With Ecclesiastes and Song of Solomon we are further exploring the Wisdom literature of the Bible. We are also encountering the ends to which the Wisdom approach can take us. Its a valuable exercise to seek to understand life and the world from within the midst of them, and see what they tell us of God. But Ecclesiastes also confronts us with the limits of that approach, and with the questions it leave hanging, unanswered, until Jesus and the Cross display the depths of the wisdom of God (I Cor. 1). “How can you know….?” is a recurrent refrain from Ecclesiastes. At the end of all his striving to know, and all his years, Solomon comes back to “Fear God and keep his commandments,  for this is the duty of all mankind. For God will bring every deed into judgment,  including every hidden thing, whether it is good or evil (12: 13-14).” And thus a boundary is set to Solomon’s agnosticism, just as he has also marked out the boundaries of what we can know. Wisdom, then is as much about we cannot know, as about what we can.

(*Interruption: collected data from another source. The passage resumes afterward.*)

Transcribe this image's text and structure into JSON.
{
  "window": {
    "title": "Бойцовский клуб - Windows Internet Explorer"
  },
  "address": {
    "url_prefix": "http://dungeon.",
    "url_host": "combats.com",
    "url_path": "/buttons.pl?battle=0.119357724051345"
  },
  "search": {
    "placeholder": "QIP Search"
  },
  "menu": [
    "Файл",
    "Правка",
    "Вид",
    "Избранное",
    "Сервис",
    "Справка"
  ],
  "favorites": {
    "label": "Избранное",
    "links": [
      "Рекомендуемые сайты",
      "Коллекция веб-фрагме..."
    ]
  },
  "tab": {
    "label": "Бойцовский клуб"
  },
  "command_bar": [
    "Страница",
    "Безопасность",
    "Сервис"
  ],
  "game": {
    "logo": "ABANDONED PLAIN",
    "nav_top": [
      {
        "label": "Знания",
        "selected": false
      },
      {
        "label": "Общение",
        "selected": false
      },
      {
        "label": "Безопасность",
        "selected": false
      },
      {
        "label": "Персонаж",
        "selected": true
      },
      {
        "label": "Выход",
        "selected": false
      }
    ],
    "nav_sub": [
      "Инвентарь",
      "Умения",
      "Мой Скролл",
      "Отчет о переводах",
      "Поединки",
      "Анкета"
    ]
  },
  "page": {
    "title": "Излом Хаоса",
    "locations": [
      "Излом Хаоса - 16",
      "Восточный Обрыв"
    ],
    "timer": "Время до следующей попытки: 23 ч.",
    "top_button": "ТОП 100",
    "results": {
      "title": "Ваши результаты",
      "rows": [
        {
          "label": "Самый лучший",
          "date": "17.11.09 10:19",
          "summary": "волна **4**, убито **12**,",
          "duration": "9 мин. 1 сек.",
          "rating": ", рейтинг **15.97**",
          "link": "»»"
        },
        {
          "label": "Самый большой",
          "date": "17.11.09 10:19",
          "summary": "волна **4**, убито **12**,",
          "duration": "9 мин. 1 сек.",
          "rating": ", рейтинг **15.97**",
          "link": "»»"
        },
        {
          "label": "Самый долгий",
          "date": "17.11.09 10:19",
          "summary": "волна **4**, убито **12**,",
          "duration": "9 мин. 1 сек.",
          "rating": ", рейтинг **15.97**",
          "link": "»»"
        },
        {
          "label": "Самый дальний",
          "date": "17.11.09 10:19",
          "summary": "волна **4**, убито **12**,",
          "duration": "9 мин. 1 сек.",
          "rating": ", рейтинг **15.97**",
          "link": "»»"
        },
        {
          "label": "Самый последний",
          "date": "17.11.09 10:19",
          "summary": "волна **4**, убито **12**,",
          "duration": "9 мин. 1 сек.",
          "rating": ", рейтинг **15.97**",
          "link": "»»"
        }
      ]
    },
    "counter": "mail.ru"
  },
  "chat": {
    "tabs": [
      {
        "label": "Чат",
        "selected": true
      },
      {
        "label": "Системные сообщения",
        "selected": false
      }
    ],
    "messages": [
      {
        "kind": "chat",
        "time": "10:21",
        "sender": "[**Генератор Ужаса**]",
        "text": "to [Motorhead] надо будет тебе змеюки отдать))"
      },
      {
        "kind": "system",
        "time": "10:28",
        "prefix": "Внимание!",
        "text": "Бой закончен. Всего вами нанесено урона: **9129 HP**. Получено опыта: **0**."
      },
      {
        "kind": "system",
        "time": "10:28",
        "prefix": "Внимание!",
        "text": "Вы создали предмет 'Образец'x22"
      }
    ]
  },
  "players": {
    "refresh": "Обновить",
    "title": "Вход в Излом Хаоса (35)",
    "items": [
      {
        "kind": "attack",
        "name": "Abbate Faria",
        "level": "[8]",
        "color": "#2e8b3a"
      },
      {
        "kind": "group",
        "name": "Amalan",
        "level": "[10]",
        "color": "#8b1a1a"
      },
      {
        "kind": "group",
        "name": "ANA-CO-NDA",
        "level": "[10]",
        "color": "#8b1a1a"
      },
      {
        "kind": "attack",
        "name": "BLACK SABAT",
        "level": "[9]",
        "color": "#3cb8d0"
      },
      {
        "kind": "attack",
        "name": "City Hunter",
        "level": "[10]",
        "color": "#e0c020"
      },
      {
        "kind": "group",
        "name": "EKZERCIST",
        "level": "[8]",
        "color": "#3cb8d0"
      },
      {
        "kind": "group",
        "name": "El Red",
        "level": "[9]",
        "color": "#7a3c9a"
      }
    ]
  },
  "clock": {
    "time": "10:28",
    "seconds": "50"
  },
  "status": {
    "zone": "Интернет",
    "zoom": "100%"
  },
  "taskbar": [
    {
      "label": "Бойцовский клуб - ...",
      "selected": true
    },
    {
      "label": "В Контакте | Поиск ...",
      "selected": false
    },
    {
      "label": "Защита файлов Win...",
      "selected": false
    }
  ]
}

Some of The Preacher’s stronger, more troublesome statements may be due to his jaded, royal perspective. When he says, “I found one upright man among a thousand, but not one upright woman among them all (7:27),” we should not take that as God’s perspective on the sexes. It doesn’t match with either the Bible nor experience. I know lots of righteous women, beginning with my wife. But placed into Solomon’s experience, in which he had a thousand wives and concubines, his statement tells us what such immoral privilege and entitlement does to one’s outlook. Try that perspective on the rest of his wry observations.

 

SONG OF SOLOMON is also ascribed to David’s son. Or it could be about him. Is he the male lover’s voice, or just one of two male voices? This book has a long and convoluted history of interpretation. Is it only about love between a man and a woman? Is it about God and Israel? Or Jesus and the church? Or all of the above? Devotional writers like St. Bernard of Clairvaux have long sought to expound it as an allegory of the soul’s relationship with Christ, and Christ’s love for us. Others say it simply celebrates the love between a man and a woman, and thereby explores love, courtship, sex and marriage as part of the wider Old Testament exploration of wisdom. That in itself is a valuable exercise.

An intriguing theory says that there are four voices in something of a drama. In addition to the Shulamite woman and the “Daughters of Jerusalem”, there seem to be two male voices, that of a wealthy, urban, royal man (Solomon) with a harem, and a simple shepherd and vine dresser from the north. Are these different descriptions of the same person, or are they two who vie for the Shulamite woman? If so, the simple shepherd and vine keeper wins, while the king with his harem, loses. And, as Wisdom literature, this book would then be challenging the immorality and excess of privilege that made a mockery of Solomon’s “wisdom,” so-called.

Whatever the case, either interpretation still underscores the supreme value of love, sex and marriage, and encourages us, if we are called to marriage, to give them the devotion, energy, attention, effort and artistry that we all too often reserve only for work and entertainment.

 

PSALM 45 is a fitting psalm to read in conjunction with Song of Solomon, for it too celebrates marriage and royalty, making it a Royal Psalm. Here the case is all the stronger for reading it as an allegory of Christ and the church. In this Holy Week, we have alluded to verse 4, and the words, “In your majesty ride forth victoriously,  in the cause of truth, humility and justice” when we sang, “All Glory, Laud and Honor,” and “Ride On, Ride On In Majesty.”

In the words, “Listen, daughter, and pay careful attention:  Forget your people and your father’s house (v. 10),” we hear hints of Christ’s all-inclusive call to discipleship. John’s Revelation will develop the theme of us as the bride of the king even further.